Unter Elisabeth I war England berühmt für seine herrlich duftenden Gärten –
die fast ausschließlich von Frauen angelegt wurden.
Die Männer kümmerten sich mehr um die Gemüse.

Der Dichter Francis Bacon schrieb über Gärten: „Manche Kräuter erfüllen die Luft mit solch
entzückendem Duft, dass man nicht mehr einfach an ihnen vorüber geht,
sondern am liebsten auf sie tritt, um sie zu zerdrücken.
Dazu gehören wilder Thymian und die Wasserminze.
Man sollte ganze Alleen damit anlagen und Freude daran haben,
auf ihnen laufen und sie zertreten“.

Früher gab es in den abgelegenen Dörfern keinen Arzt und Krankheiten wurden nach
Möglichkeit mit heilsamen Nahrungsmitteln behandelt.
Die heilsamen Kräuter wurden bei langen Wanderungen in den Bergen gesammelt,
die man in Wein oder Suppe gab.
Vor allem die Heilkraft des wilden Thymian wurde hoch geschätzt.
Wenn Kinder erkältet waren, wurde ein spezielle Mahlzeit bereitet.

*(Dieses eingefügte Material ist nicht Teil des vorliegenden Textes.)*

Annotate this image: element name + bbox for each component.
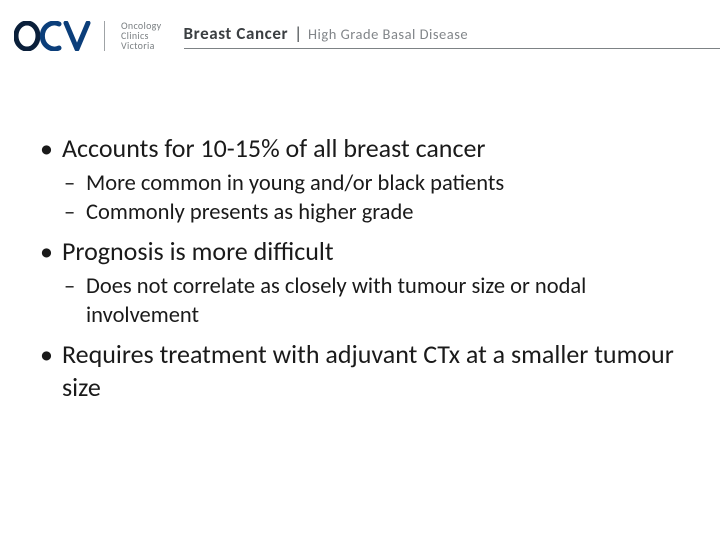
slide: Oncology Clinics Victoria Breast Cancer … — [0, 0, 720, 540]
list-item: More common in young and/or black patien… — [62, 169, 684, 198]
list-item: Commonly presents as higher grade — [62, 198, 684, 227]
logo-text: Oncology Clinics Victoria — [121, 21, 162, 51]
slide-header: Oncology Clinics Victoria Breast Cancer … — [14, 14, 720, 58]
bullet-list: Accounts for 10-15% of all breast cancer… — [36, 132, 684, 403]
bullet-text: Accounts for 10-15% of all breast cancer — [62, 132, 485, 164]
list-item: Accounts for 10-15% of all breast cancer… — [36, 132, 684, 227]
ocv-logo-icon — [14, 21, 92, 51]
sub-bullet-list: More common in young and/or black patien… — [62, 169, 684, 228]
sub-bullet-list: Does not correlate as closely with tumou… — [62, 272, 684, 331]
bullet-text: Commonly presents as higher grade — [86, 199, 413, 226]
bullet-text: Does not correlate as closely with tumou… — [86, 273, 586, 329]
page-title: Breast Cancer — [184, 23, 289, 44]
list-item: Does not correlate as closely with tumou… — [62, 272, 684, 331]
logo: Oncology Clinics Victoria — [14, 21, 162, 51]
bullet-text: Requires treatment with adjuvant CTx at … — [62, 338, 674, 403]
list-item: Requires treatment with adjuvant CTx at … — [36, 338, 684, 403]
title-separator: | — [294, 23, 302, 44]
page-subtitle: High Grade Basal Disease — [308, 25, 468, 43]
slide-content: Accounts for 10-15% of all breast cancer… — [36, 132, 684, 409]
bullet-text: Prognosis is more difficult — [62, 235, 334, 267]
list-item: Prognosis is more difficult Does not cor… — [36, 235, 684, 330]
bullet-text: More common in young and/or black patien… — [86, 170, 504, 197]
title-block: Breast Cancer | High Grade Basal Disease — [184, 23, 720, 49]
logo-divider — [104, 21, 105, 51]
logo-text-line-3: Victoria — [121, 41, 162, 51]
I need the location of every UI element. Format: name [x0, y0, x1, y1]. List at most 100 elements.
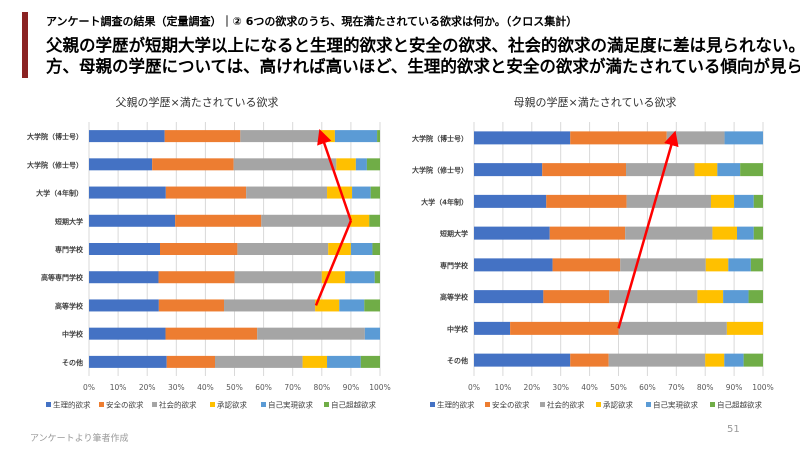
bar-segment	[748, 290, 763, 304]
x-tick-label: 50%	[226, 383, 243, 392]
x-tick-label: 80%	[697, 383, 714, 392]
x-tick-label: 50%	[610, 383, 627, 392]
bar-segment	[728, 258, 751, 272]
legend-label: 社会的欲求	[159, 400, 197, 410]
category-label: 専門学校	[440, 261, 469, 270]
category-label: 大学（4年制）	[421, 197, 468, 206]
bar-segment	[89, 243, 161, 255]
bar-segment	[364, 299, 380, 312]
bar-segment	[89, 186, 166, 199]
bar-segment	[261, 214, 350, 227]
bar-segment	[474, 321, 511, 335]
x-tick-label: 70%	[284, 383, 301, 392]
bar-segment	[369, 214, 380, 227]
bar-segment	[89, 327, 166, 340]
legend-swatch	[152, 402, 157, 407]
trend-arrow	[314, 220, 353, 306]
bar-segment	[750, 258, 763, 272]
category-label: 大学院（博士号）	[412, 134, 468, 143]
x-tick-label: 30%	[552, 383, 569, 392]
bar-segment	[89, 355, 167, 368]
chart-title-mother: 母親の学歴×満たされている欲求	[513, 96, 677, 109]
x-tick-label: 100%	[752, 383, 773, 392]
bar-segment	[246, 186, 328, 199]
legend-label: 承認欲求	[603, 400, 633, 410]
legend-label: 生理的欲求	[53, 400, 91, 410]
mother-chart: 0% 10% 20% 30% 40% 50% 60% 70% 80% 90% 100% 大学院（博士号…	[412, 122, 774, 410]
bar-segment	[355, 158, 367, 171]
bar-segment	[164, 130, 241, 143]
bar-segment	[549, 226, 626, 240]
bar-segment	[339, 299, 365, 312]
bar-segment	[474, 290, 544, 304]
bar-segment	[158, 299, 225, 312]
legend-label: 安全の欲求	[106, 400, 144, 410]
bar-segment	[474, 226, 550, 240]
category-label: その他	[447, 356, 468, 365]
legend-label: 生理的欲求	[437, 400, 475, 410]
bar-segment	[240, 130, 321, 143]
legend-swatch	[324, 402, 329, 407]
x-tick-label: 80%	[313, 383, 330, 392]
bar-segment	[705, 353, 725, 367]
bar-segment	[224, 299, 316, 312]
legend-label: 安全の欲求	[492, 400, 530, 410]
bar-segment	[349, 214, 370, 227]
source-note: アンケートより筆者作成	[30, 434, 129, 444]
bar-segment	[257, 327, 365, 340]
x-tick-label: 60%	[255, 383, 272, 392]
accent-bar	[22, 12, 28, 78]
bar-segment	[743, 353, 763, 367]
x-tick-label: 0%	[468, 383, 480, 392]
bar-segment	[234, 271, 322, 284]
bar-segment	[474, 353, 571, 367]
legend-label: 承認欲求	[217, 400, 247, 410]
category-label: その他	[62, 358, 83, 367]
bar-segment	[620, 258, 706, 272]
bar-segment	[608, 353, 706, 367]
bar-segment	[570, 353, 609, 367]
legend-label: 社会的欲求	[547, 400, 585, 410]
bar-segment	[552, 258, 621, 272]
bar-segment	[705, 258, 729, 272]
trend-arrow	[317, 129, 353, 222]
bar-segment	[377, 130, 380, 143]
bar-segment	[345, 271, 375, 284]
bar-segment	[625, 226, 713, 240]
bar-segment	[327, 186, 353, 199]
legend-swatch	[261, 402, 266, 407]
bar-segment	[160, 243, 238, 255]
bar-segment	[334, 130, 378, 143]
legend-swatch	[485, 402, 490, 407]
chart-title-father: 父親の学歴×満たされている欲求	[115, 96, 279, 109]
category-label: 中学校	[62, 330, 84, 339]
bar-segment	[360, 355, 380, 368]
bar-segment	[723, 290, 749, 304]
x-tick-label: 20%	[523, 383, 540, 392]
x-tick-label: 90%	[726, 383, 743, 392]
bar-segment	[152, 158, 234, 171]
x-tick-label: 40%	[197, 383, 214, 392]
bar-segment	[543, 290, 610, 304]
bar-segment	[724, 131, 763, 145]
bar-segment	[618, 321, 727, 335]
x-tick-label: 60%	[639, 383, 656, 392]
x-tick-label: 90%	[343, 383, 360, 392]
x-tick-label: 0%	[83, 383, 95, 392]
bar-segment	[89, 299, 159, 312]
legend-swatch	[540, 402, 545, 407]
category-label: 大学院（修士号）	[27, 160, 83, 169]
legend-swatch	[710, 402, 715, 407]
slide-headline: 父親の学歴が短期大学以上になると生理的欲求と安全の欲求、社会的欲求の満足度に差は…	[46, 35, 800, 77]
bar-segment	[165, 327, 258, 340]
bar-segment	[570, 131, 667, 145]
bar-segment	[736, 226, 754, 240]
category-label: 大学（4年制）	[36, 189, 83, 198]
category-label: 短期大学	[55, 217, 83, 226]
bar-segment	[666, 131, 725, 145]
bar-segment	[352, 186, 371, 199]
headline-line-2: 方、母親の学歴については、高ければ高いほど、生理的欲求と安全の欲求が満たされてい…	[46, 57, 800, 76]
bar-segment	[474, 163, 543, 177]
bar-segment	[315, 299, 340, 312]
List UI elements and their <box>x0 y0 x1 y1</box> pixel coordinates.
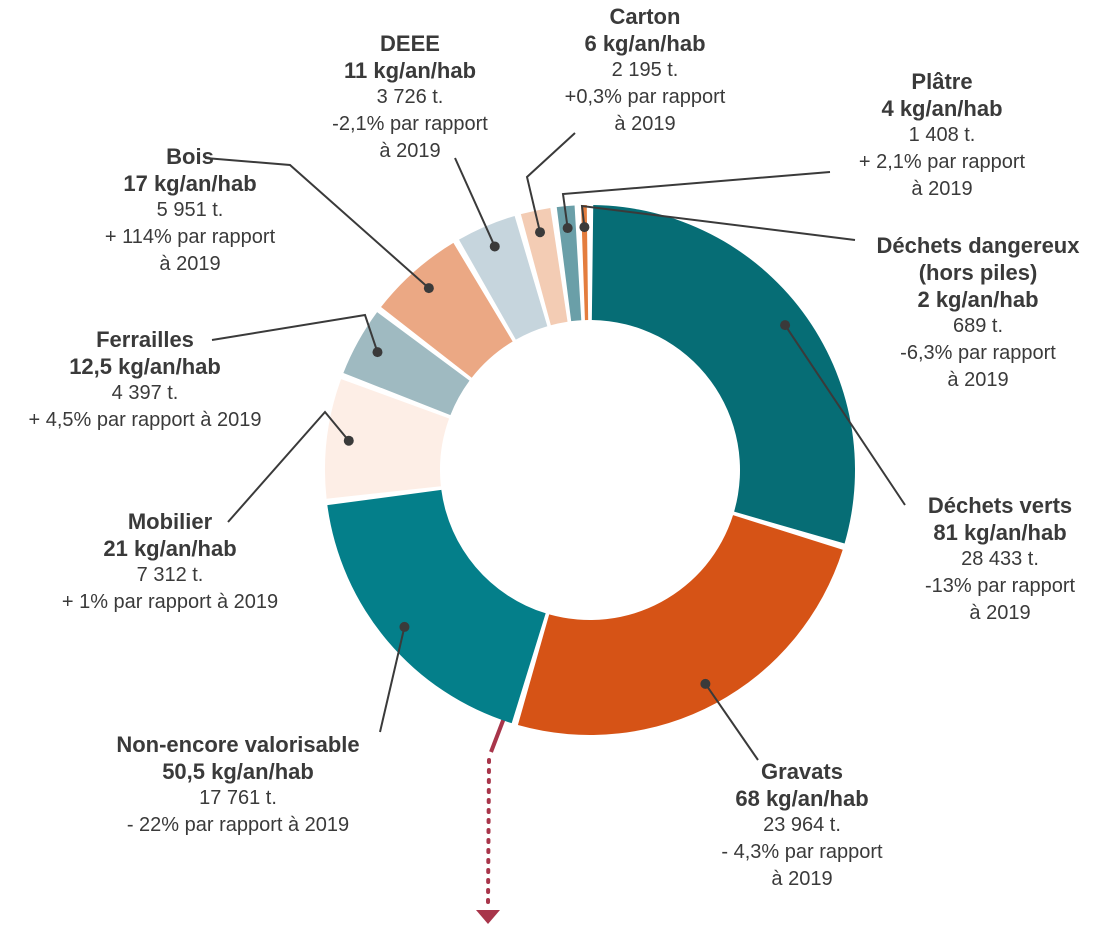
leader-line <box>204 157 430 289</box>
leader-dot <box>343 435 354 446</box>
change: à 2019 <box>771 868 833 890</box>
category-name: Déchets verts <box>927 493 1073 518</box>
value-label: 6 kg/an/hab <box>584 31 706 56</box>
slice-label: Non-encore valorisable 50,5 kg/an/hab 17 7… <box>78 731 398 839</box>
change: - 22% par rapport à 2019 <box>126 814 350 836</box>
change: -2,1% par rapport <box>332 113 488 135</box>
value-label: 4 kg/an/hab <box>881 96 1003 121</box>
value-label: 21 kg/an/hab <box>103 536 237 561</box>
leader-dot <box>700 678 711 689</box>
slice-label: DEEE 11 kg/an/hab 3 726 t. -2,1% par rappor… <box>260 30 560 165</box>
value-label: 12,5 kg/an/hab <box>69 354 221 379</box>
leader-dot <box>780 320 791 331</box>
category-name: Bois <box>166 144 214 169</box>
category-name: Mobilier <box>127 509 213 534</box>
category-name: Ferrailles <box>96 327 194 352</box>
value-label: 2 kg/an/hab <box>917 287 1039 312</box>
leader-line <box>454 157 496 247</box>
leader-line <box>784 324 906 506</box>
donut-slice <box>517 515 843 736</box>
leader-dot <box>399 621 410 632</box>
value-label: 17 kg/an/hab <box>123 171 257 196</box>
leader-dot <box>579 222 590 233</box>
value-label: 11 kg/an/hab <box>343 58 477 83</box>
category-name: Plâtre <box>911 69 973 94</box>
slice-label: Mobilier 21 kg/an/hab 7 312 t. + 1% par rap… <box>20 508 320 616</box>
value-label: 68 kg/an/hab <box>735 786 869 811</box>
change: à 2019 <box>969 602 1031 624</box>
tonnage: 23 964 t. <box>763 814 841 836</box>
change: +0,3% par rapport <box>564 86 726 108</box>
tonnage: 2 195 t. <box>611 59 679 81</box>
slice-label: Déchets verts 81 kg/an/hab 28 433 t. -13% p… <box>850 492 1096 627</box>
leader-line <box>211 313 379 353</box>
tonnage: 7 312 t. <box>136 564 204 586</box>
change: -6,3% par rapport <box>900 342 1056 364</box>
donut-slice <box>458 215 548 340</box>
change: à 2019 <box>614 113 676 135</box>
change: + 2,1% par rapport <box>858 151 1026 173</box>
donut-slice <box>581 205 589 321</box>
leader-dot <box>372 347 383 358</box>
category-name: Non-encore valorisable <box>116 732 360 757</box>
donut-slice <box>591 205 855 544</box>
leader-line <box>525 132 576 233</box>
slice-label: Bois 17 kg/an/hab 5 951 t. + 114% par rappo… <box>40 143 340 278</box>
slice-label: Gravats 68 kg/an/hab 23 964 t. - 4,3% par r… <box>652 758 952 893</box>
change: à 2019 <box>379 140 441 162</box>
leader-line <box>227 410 350 523</box>
tonnage: 3 726 t. <box>376 86 444 108</box>
change: à 2019 <box>947 369 1009 391</box>
slice-label: Carton 6 kg/an/hab 2 195 t. +0,3% par rappo… <box>495 3 795 138</box>
change: à 2019 <box>911 178 973 200</box>
donut-slice <box>327 489 546 724</box>
leader-dot <box>535 227 546 238</box>
leader-line <box>704 683 759 761</box>
arrow-dots <box>486 758 491 908</box>
change: + 1% par rapport à 2019 <box>61 591 279 613</box>
tonnage: 1 408 t. <box>908 124 976 146</box>
value-label: 81 kg/an/hab <box>933 520 1067 545</box>
leader-dot <box>423 283 434 294</box>
donut-slice <box>556 205 582 322</box>
change: + 114% par rapport <box>104 226 276 248</box>
tonnage: 689 t. <box>952 315 1004 337</box>
value-label: 50,5 kg/an/hab <box>162 759 314 784</box>
donut-slice <box>381 242 513 378</box>
leader-line <box>561 171 831 229</box>
donut-slice <box>343 312 470 416</box>
arrow-head <box>476 910 500 924</box>
change: à 2019 <box>159 253 221 275</box>
donut-slice <box>520 207 568 326</box>
leader-dot <box>562 223 573 234</box>
category-name: Carton <box>609 4 681 29</box>
leader-dot <box>489 241 500 252</box>
slice-label: Plâtre 4 kg/an/hab 1 408 t. + 2,1% par rapp… <box>792 68 1092 203</box>
change: - 4,3% par rapport <box>721 841 883 863</box>
leader-line <box>580 204 856 241</box>
slice-label: Ferrailles 12,5 kg/an/hab 4 397 t. + 4,5% p… <box>0 326 305 434</box>
tonnage: 17 761 t. <box>199 787 277 809</box>
change: -13% par rapport <box>924 575 1076 597</box>
category-name: Gravats <box>761 759 843 784</box>
donut-slice <box>325 379 450 499</box>
category-name: Déchets dangereux (hors piles) <box>876 233 1080 285</box>
tonnage: 5 951 t. <box>156 199 224 221</box>
change: + 4,5% par rapport à 2019 <box>28 409 262 431</box>
category-name: DEEE <box>380 31 440 56</box>
tonnage: 28 433 t. <box>961 548 1039 570</box>
slice-label: Déchets dangereux (hors piles) 2 kg/an/ha… <box>858 232 1096 394</box>
leader-line <box>379 626 406 733</box>
tonnage: 4 397 t. <box>111 382 179 404</box>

Die chinesische Gesundheitsküche setzt auch heute noch traditionelles Wissen zur
Gesundung und Gesunderhaltung ein.
Viele chinesische Nobelrestaurants kopieren den traditionellen Stil und senden zuerst den Arzt zum Gast,
bevor der Kellner die Bestellung aufnimmt.

Der Arzt diktiert den gesunden Speiseplan,
der dann appetitlich angerichtet dem Gast serviert wird.Sommersalat

Frische Nahrungsmittel haben ein natürliches Energiepotential,
besonders Obst und Gemüse, sie enthalten aktive Enzyme.
Diese Lebensmittel sind lebendig.

Hohe Temperaturen  zerstören die lebendige Energie und die
wertvollen ätherischen Öle und besitzen für unsere Ernährung
nur noch einen geringen Wert.

Eine gute Gesundheit ist kein Zufall, denn sie wird von den
Lebensgewohnheiten beeinflusst.
Je frischer und naturbelassener die Nahrungsmittel sind,
desto gesünder die Ernährung.
Alle Verarbeitungsmethoden verursachen einen mehr oder weniger großen Verlust an Vitaminen und Mineralien.